Lending to first home buyers showed a more modest 0.8% monthly rise.

Lending growth in June was revised down to 1% (from 1.3%), suggesting home buyers may be seeing cause for optimism in the new financial year.

Friday's ABS lending data figures take the annual growth in lending to 26.5% overall.

Investor lending has again led growth over the last 12 months, more than a third higher at 35.4% while owner occupier lending is up 21.4%.

First home buyer lending was not far behind at 19.7% for the year.

WA leads investor growth

The value of new investor loan commitments rose a notable 18.3% in Western Australia in July, far beyond the next placed state Queensland at 8.6%.

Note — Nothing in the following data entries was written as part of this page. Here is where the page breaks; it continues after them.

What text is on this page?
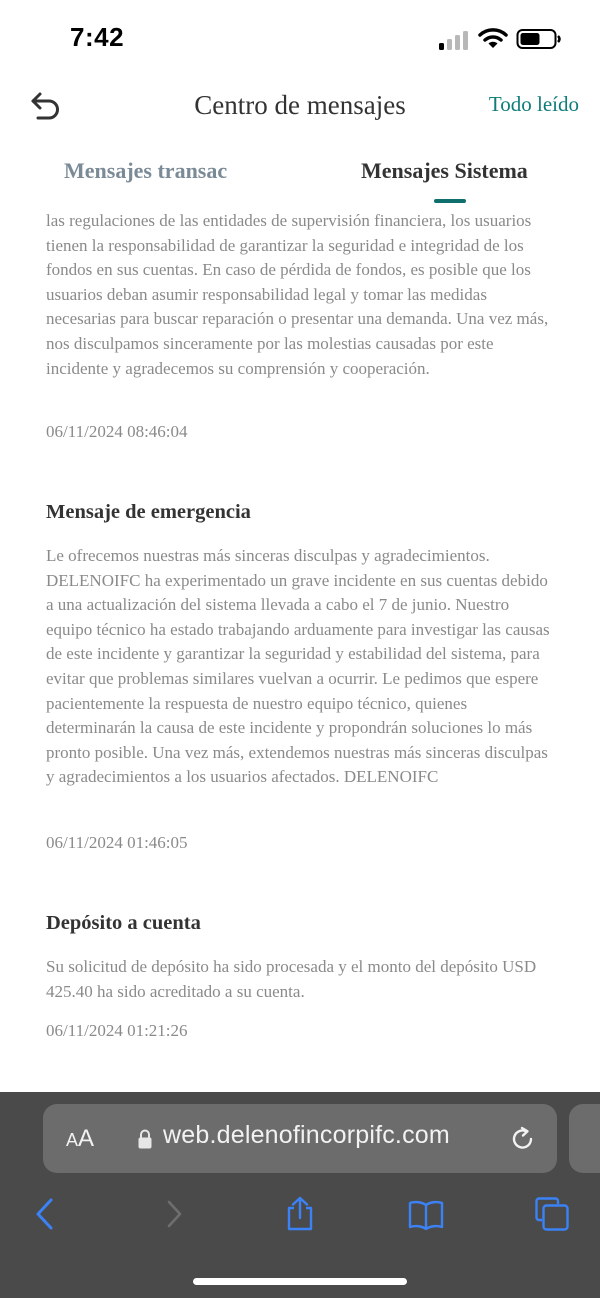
7:42
Centro de mensajes	Todo leído
Mensajes transac	Mensajes Sistema
las regulaciones de las entidades de supervisión financiera, los usuarios tienen la responsabilidad de garantizar la seguridad e integridad de los fondos en sus cuentas. En caso de pérdida de fondos, es posible que los usuarios deban asumir responsabilidad legal y tomar las medidas necesarias para buscar reparación o presentar una demanda. Una vez más, nos disculpamos sinceramente por las molestias causadas por este incidente y agradecemos su comprensión y cooperación.
06/11/2024 08:46:04
Mensaje de emergencia
Le ofrecemos nuestras más sinceras disculpas y agradecimientos. DELENOIFC ha experimentado un grave incidente en sus cuentas debido a una actualización del sistema llevada a cabo el 7 de junio. Nuestro equipo técnico ha estado trabajando arduamente para investigar las causas de este incidente y garantizar la seguridad y estabilidad del sistema, para evitar que problemas similares vuelvan a ocurrir. Le pedimos que espere pacientemente la respuesta de nuestro equipo técnico, quienes determinarán la causa de este incidente y propondrán soluciones lo más pronto posible. Una vez más, extendemos nuestras más sinceras disculpas y agradecimientos a los usuarios afectados. DELENOIFC
06/11/2024 01:46:05
Depósito a cuenta
Su solicitud de depósito ha sido procesada y el monto del depósito USD 425.40 ha sido acreditado a su cuenta.
06/11/2024 01:21:26
AA	web.delenofincorpifc.com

Victoria (+4.5%), New South Wales (+4.0%), and South Australia (+3.0%) also recorded investor lending growth.

However, Queensland led growth in owner occupier lending by value at 6.6% ahead of Victoria and South Australia, both at 2.8%.

Western Australia's owner occupier lending remained steady with the previous month.

Lending and property prices

Australia's biggest home lender Commonwealth Bank of Australia said the stronger lending conditions are not directly related to higher home prices, given listings are rising in some capital cities.

The bank's analysts said this is dampening growth in some markets.

CommBank singled out Victoria as showing the weakest lift in investment loans over the past year, saying it was partly due to an increased land tax burden imposed on a wider number of investors.

The bank noted new listings in the state are above average and property prices are falling.

The data also showed home price falls in Victoria and strong gains in Queensland have seen the average loan size almost equal between the two states for the first time.

However the chatter about investors deserting Victoria's property market due to onerous taxes and red tape may be overblown, with lending values largely steady in the state and not drastically different to previous months at just under $2.6 billion. 

Any slack in Victoria's property market could have been picked up by owner occupiers, with just under $5.6 billion owner occupier loans written, up from $4.4 billion in July 2023.

Borrowers still not taking fixed rate bait

Friday's lending data also showed that despite widespread cuts to fixed home loan rates in recent months, fixed-rate lending has shown no significant growth.

It remains at around 2% of all lending including refinancing, suggesting home buyers are choosing to sign up to variable rates in the hope interest rates will eventually fall.

The next release will cover August, which is when the slide in swap rates, bond yields, and ergo fixed lending rates, took hold.

Commonwealth Bank's economists are still holding out for a cut in the cash rate in November, although its big four peers are all forecasting it will be early- to mid-2025 before the Reserve Bank of Australia revises the rate downwards.